Got to the business of purchase and first challenge was getting it on the car trailer I hired. A range of methods including floor jack and 40x40mm square steel, side by side getting the mill high enough to get a trolley jack underneath and move. First forklift came in but to no avail... to heavy! Second forklift came in and got her moving, yay!!

It was a very slow trip back down the freeway come peak hour but we got home just fine, thank God.

With no forklift or heavy equipment at home it was a very slow, painful process to slowly get her off a trailer that was no way built to handle such a weight with such a small footprint. 

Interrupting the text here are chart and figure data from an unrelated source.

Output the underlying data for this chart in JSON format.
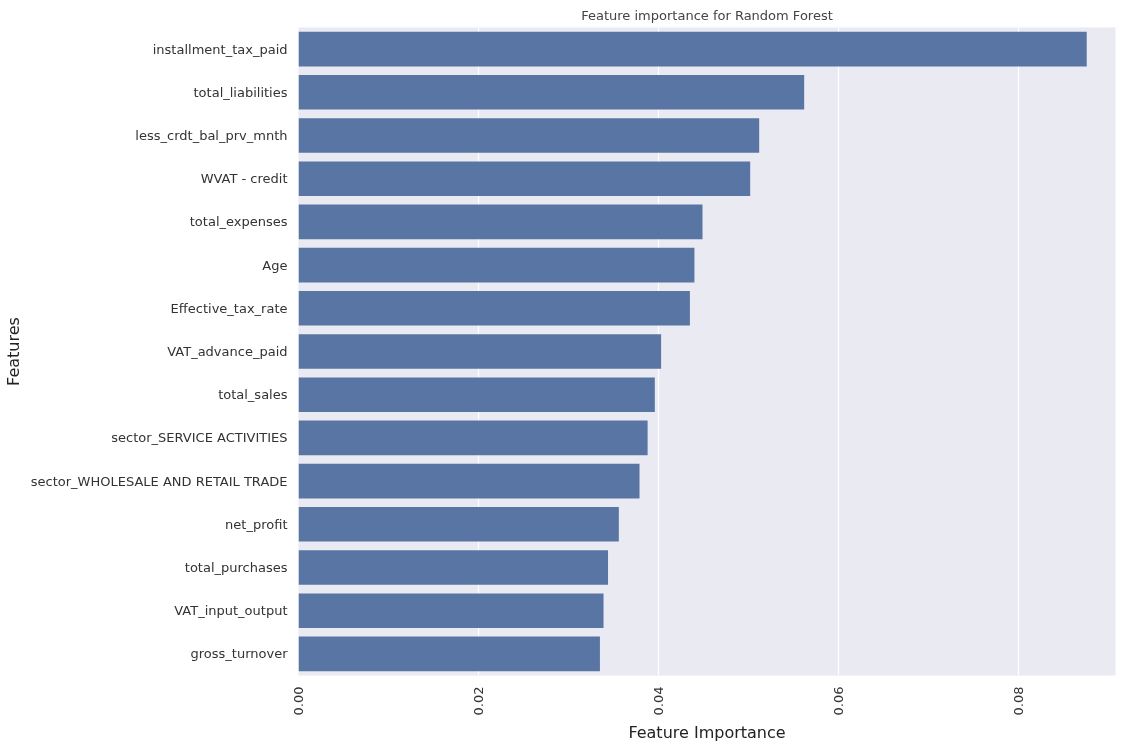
{
  "chart_data": {
    "type": "bar",
    "orientation": "horizontal",
    "title": "Feature importance for Random Forest",
    "xlabel": "Feature Importance",
    "ylabel": "Features",
    "categories": [
      "installment_tax_paid",
      "total_liabilities",
      "less_crdt_bal_prv_mnth",
      "WVAT - credit",
      "total_expenses",
      "Age",
      "Effective_tax_rate",
      "VAT_advance_paid",
      "total_sales",
      "sector_SERVICE ACTIVITIES",
      "sector_WHOLESALE AND RETAIL TRADE",
      "net_profit",
      "total_purchases",
      "VAT_input_output",
      "gross_turnover"
    ],
    "values": [
      0.0876,
      0.0562,
      0.0512,
      0.0502,
      0.0449,
      0.044,
      0.0435,
      0.0403,
      0.0396,
      0.0388,
      0.0379,
      0.0356,
      0.0344,
      0.0339,
      0.0335
    ],
    "color": "#5875a4",
    "xlim": [
      0,
      0.0908
    ],
    "xticks": [
      {
        "value": 0,
        "label": "0.00"
      },
      {
        "value": 0.02,
        "label": "0.02"
      },
      {
        "value": 0.04,
        "label": "0.04"
      },
      {
        "value": 0.06,
        "label": "0.06"
      },
      {
        "value": 0.08,
        "label": "0.08"
      }
    ],
    "grid": "x"
  }
}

by the end of the day she now sits in her new home in my garage and I can’t wait to transfer the 3 phase motor to a 240v job and get working on some new projects. 

Pics are from where it started to where it ended up.

Cheers

Adrian


----------



## Uglydog (Oct 9, 2014)

I'm excited that you got her moved without injury to you or the machine!
Please keep us posted on chips.
I hope to fab an arbor for my little VN6 in the next few months. 
But, have dreams of moving to a larger VN, a Cincy, or a KT.
I look forward to hearing about your adventure.
Please.


Daryl
MN


----------



## Mercedes65 (Oct 9, 2014)

Thanks Daryl, appreciate the comment. 

There were a few tense moments getting it off for sure ! I wasnt sure the ramps would hold up, the trailer floor was dinted (hire place didnt say anything  and the the uneven concrete driveway...

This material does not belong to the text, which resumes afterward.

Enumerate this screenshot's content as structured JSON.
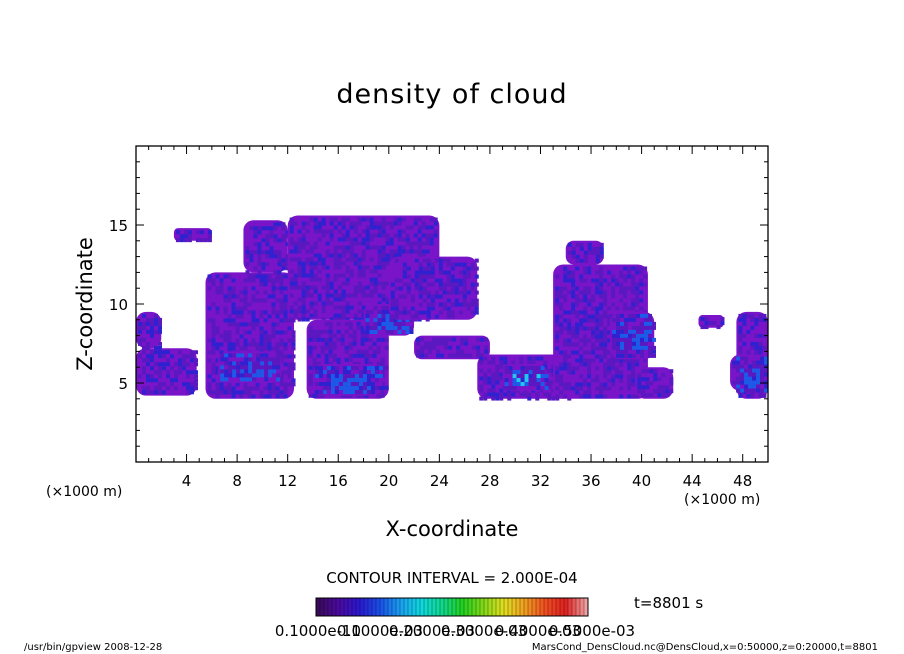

Im really enjoying coming in as a novis and learning from you guy from scratch. 

How big is a VN6, post pics if you can.  

Take care

Adrian



Uglydog said:


> I'm excited that you got her moved without injury to you or the machine!
> Please keep us posted on chips.
> I hope to fab an arbor for my little VN6 in the next few months.
> But, have dreams of moving to a larger VN, a Cincy, or a KT.
> ...


----------



## Uglydog (Oct 9, 2014)

She does vertical and horizontal. Albeit, no spindle, knee only.
She's my first shot at horizontal milling and I'm excited to get her running horizonta!
Unfortunately, work keeps getting in the way... 

Pics at: 
http://www.hobby-machinist.com/showthread.php/24452-Van-Norman-6-First-Chips?highlight=van+norman

She's little compared to your gorgeous Cincy 2!

Daryl
MN


----------



## Mercedes65 (Oct 13, 2014)

Thats a cool Mill mate, I wouldnt mind it at all ! I only got the Cinn because it was a good deal, all be it a little big, hehe.

Look forward to some more updates and seeing your chips !



Uglydog said:


> She does vertical and horizontal. Albeit, no spindle, knee only.
> She's my first shot at horizontal milling and I'm excited to get her running horizonta!
> Unfortunately, work keeps getting in the way...
> 
> ...


----------